In our daily lives, we need cardiovascular fitness to handle the physical tasks and all of the “running around” we do.
A common test of cardiovascular fitness usually involves some type of sustained running. But typical examples of physical activities that relate to cardiovascular fitness are jogging, swimming, cycling, brisk or speed walking and any type of aerobic exercises. Aerobic exercise is the best way to improve cardiovascular fitness.
2.) Muscular strength
Muscular strength is the maximum amount of force (weight or heavy resistance) a muscle or muscle group can generate in a single effort to the point that no more repetitions can be done without rest. Muscular strength is quite the opposite of cardiovascular fitness in regards to the fact that cardiovascular fitness is measured over a certain period of time. While on the other hand, muscular strength is measured in one repetition.

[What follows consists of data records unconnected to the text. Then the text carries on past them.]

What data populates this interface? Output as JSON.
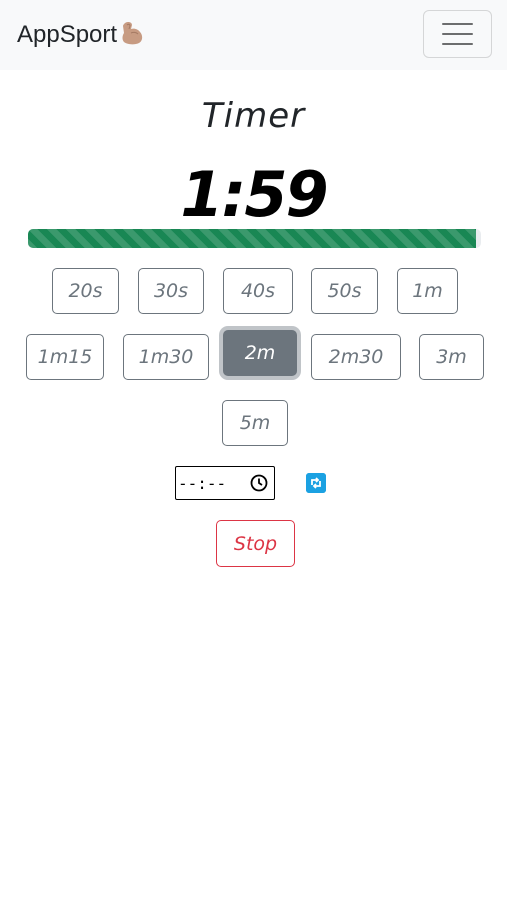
{
  "navbar": {
    "brand": "AppSport",
    "brand_icon": "flexed-biceps-icon",
    "toggler_icon": "hamburger-menu-icon"
  },
  "timer": {
    "title": "Timer",
    "time_display": "1:59",
    "progress_fraction": 0.99,
    "progress_color": "#198754"
  },
  "presets": [
    {
      "label": "20s",
      "active": false
    },
    {
      "label": "30s",
      "active": false
    },
    {
      "label": "40s",
      "active": false
    },
    {
      "label": "50s",
      "active": false
    },
    {
      "label": "1m",
      "active": false
    },
    {
      "label": "1m15",
      "active": false
    },
    {
      "label": "1m30",
      "active": false
    },
    {
      "label": "2m",
      "active": true
    },
    {
      "label": "2m30",
      "active": false
    },
    {
      "label": "3m",
      "active": false
    },
    {
      "label": "5m",
      "active": false
    }
  ],
  "custom_time": {
    "value": "--:--",
    "icon": "clock-icon",
    "refresh_icon": "refresh-icon"
  },
  "actions": {
    "stop_label": "Stop",
    "stop_color": "#dc3545"
  },
  "colors": {
    "secondary": "#6c757d",
    "navbar_bg": "#f8f9fa"
  }
}
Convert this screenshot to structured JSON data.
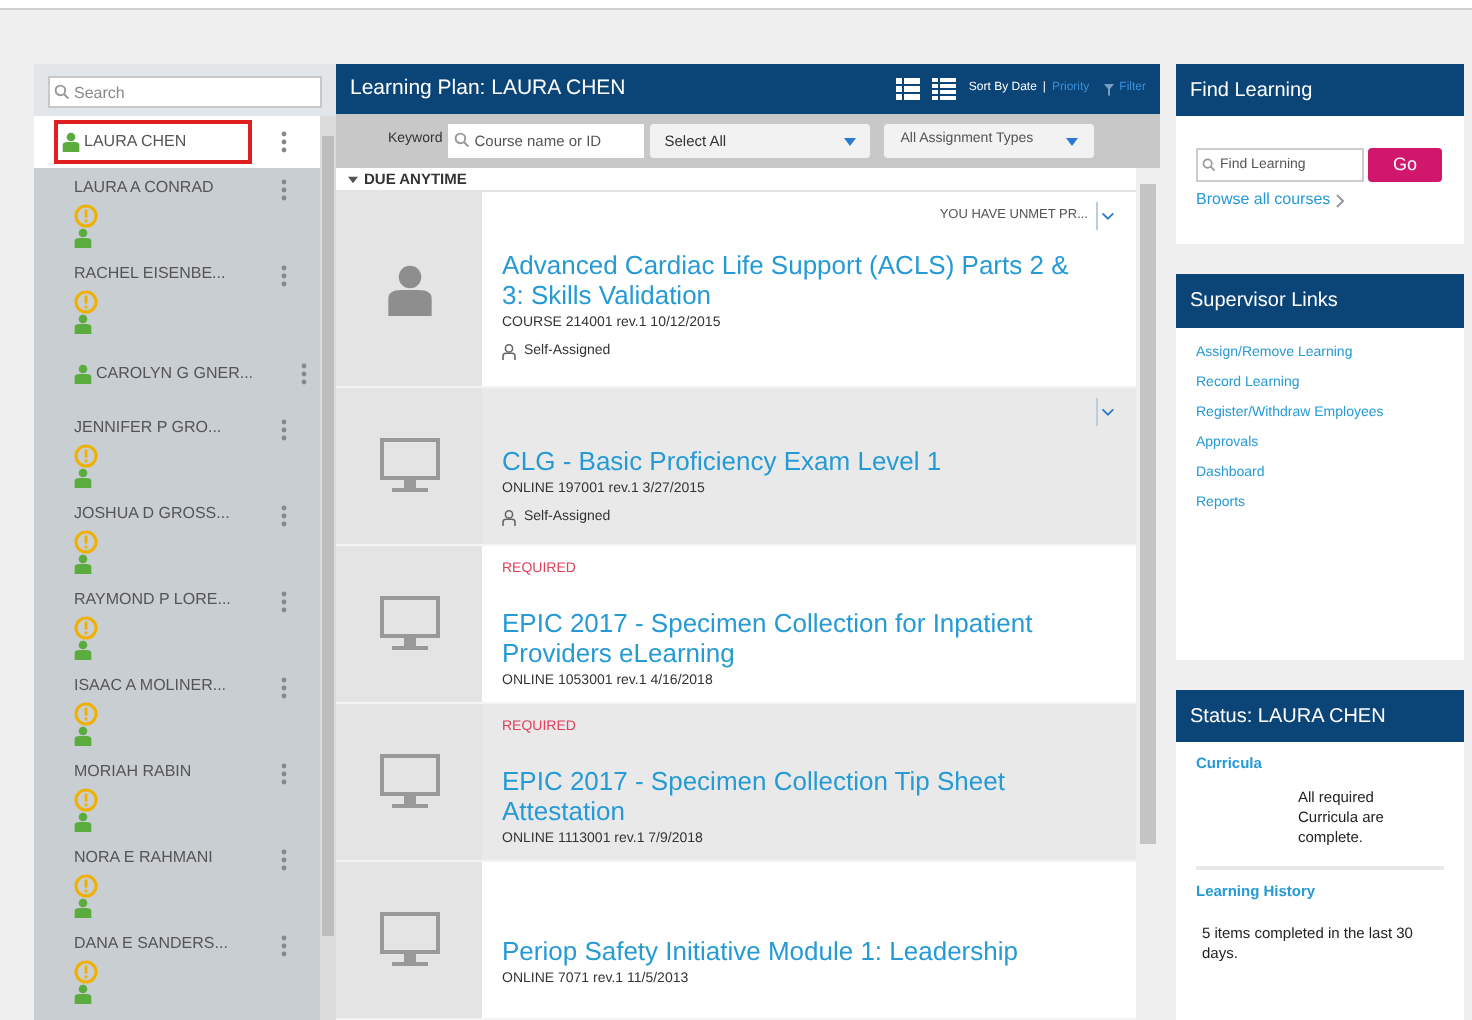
{
  "employees": {
    "search_placeholder": "Search",
    "items": [
      {
        "name": "LAURA CHEN",
        "selected": true,
        "warning": false
      },
      {
        "name": "LAURA A CONRAD",
        "selected": false,
        "warning": true
      },
      {
        "name": "RACHEL EISENBE...",
        "selected": false,
        "warning": true
      },
      {
        "name": "CAROLYN G GNER...",
        "selected": false,
        "warning": false
      },
      {
        "name": "JENNIFER P GRO...",
        "selected": false,
        "warning": true
      },
      {
        "name": "JOSHUA D GROSS...",
        "selected": false,
        "warning": true
      },
      {
        "name": "RAYMOND P LORE...",
        "selected": false,
        "warning": true
      },
      {
        "name": "ISAAC A MOLINER...",
        "selected": false,
        "warning": true
      },
      {
        "name": "MORIAH RABIN",
        "selected": false,
        "warning": true
      },
      {
        "name": "NORA E RAHMANI",
        "selected": false,
        "warning": true
      },
      {
        "name": "DANA E SANDERS...",
        "selected": false,
        "warning": true
      }
    ]
  },
  "plan": {
    "title": "Learning Plan: LAURA CHEN",
    "sort_label": "Sort By Date",
    "sort_separator": "|",
    "sort_options": [
      {
        "label": "Priority",
        "selected": false
      }
    ],
    "filter": "Filter",
    "keyword_label": "Keyword",
    "keyword_placeholder": "Course name or ID",
    "select_all": "Select All",
    "assignment_types": "All Assignment Types",
    "group": "DUE ANYTIME",
    "courses": [
      {
        "kind": "person",
        "shaded": false,
        "notice": "YOU HAVE UNMET PR...",
        "expandable": true,
        "title": "Advanced Cardiac Life Support (ACLS) Parts 2 & 3: Skills Validation",
        "meta": "COURSE 214001 rev.1 10/12/2015",
        "assigned": "Self-Assigned"
      },
      {
        "kind": "monitor",
        "shaded": true,
        "expandable": true,
        "title": "CLG - Basic Proficiency Exam Level 1",
        "meta": "ONLINE 197001 rev.1 3/27/2015",
        "assigned": "Self-Assigned"
      },
      {
        "kind": "monitor",
        "shaded": false,
        "expandable": false,
        "required": "REQUIRED",
        "title": "EPIC 2017 - Specimen Collection for Inpatient Providers eLearning",
        "meta": "ONLINE 1053001 rev.1 4/16/2018"
      },
      {
        "kind": "monitor",
        "shaded": true,
        "expandable": false,
        "required": "REQUIRED",
        "title": "EPIC 2017 - Specimen Collection Tip Sheet Attestation",
        "meta": "ONLINE 1113001 rev.1 7/9/2018"
      },
      {
        "kind": "monitor",
        "shaded": false,
        "expandable": false,
        "title": "Periop Safety Initiative Module 1: Leadership",
        "meta": "ONLINE 7071 rev.1 11/5/2013"
      }
    ]
  },
  "find_learning": {
    "title": "Find Learning",
    "placeholder": "Find Learning",
    "button": "Go",
    "browse": "Browse all courses"
  },
  "supervisor_links": {
    "title": "Supervisor Links",
    "links": [
      "Assign/Remove Learning",
      "Record Learning",
      "Register/Withdraw Employees",
      "Approvals",
      "Dashboard",
      "Reports"
    ]
  },
  "status": {
    "title": "Status: LAURA CHEN",
    "curricula_heading": "Curricula",
    "curricula_text": "All required Curricula are complete.",
    "history_heading": "Learning History",
    "history_text": "5 items completed in the last 30 days."
  }
}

In our daily lives, we need modest levels of strength to be able to perform everyday physical tasks like lifting, moving, carrying, etc.
A common test to measure upper body strength is some type of weightlifting exercise, such as the bench press. Anaerobic weightlifting exercises like the bench press, leg press, shoulder press, or bicep curls are examples of the best ways to improve muscular strength.
3.) Muscular endurance
Muscular endurance is the ability of a muscle or group of muscles to perform repeated movements (or to hold a particular position) with less than maximum force for an extended period of time or until muscular fatigue. Or, to put it simplistically, it’s how long your muscles can do something before getting too exhausted to finish.
Be careful not to confuse muscular endurance with muscular strength. While they can work together, they are definitely not the same. For many athletes, there may be a need to distinguish between muscular strength and muscular endurance. But for everyday people who want to easily perform their daily routines, are trying to stay healthy and fit, and just want to enjoy physical activities like hiking, biking, or just playing in the park with their children, muscular endurance plays a major role in fitness.
Common testing for muscular endurance can be dynamic (the ability to repeat contractions) or static (the ability to sustain a contraction). Dynamic tests would be to see how many push-ups or sit-ups, for example, a person can complete in a designated amount of time (e.g. 30 seconds, a minute, or maybe longer). Or, without being timed, the person could do as many repetitions of the exercise as they could until they couldn’t do anymore. An example of a static test would be the flexed-arm hang whereby the performer hangs on a bar until the designated stopping time or until they become too weak to continue hanging.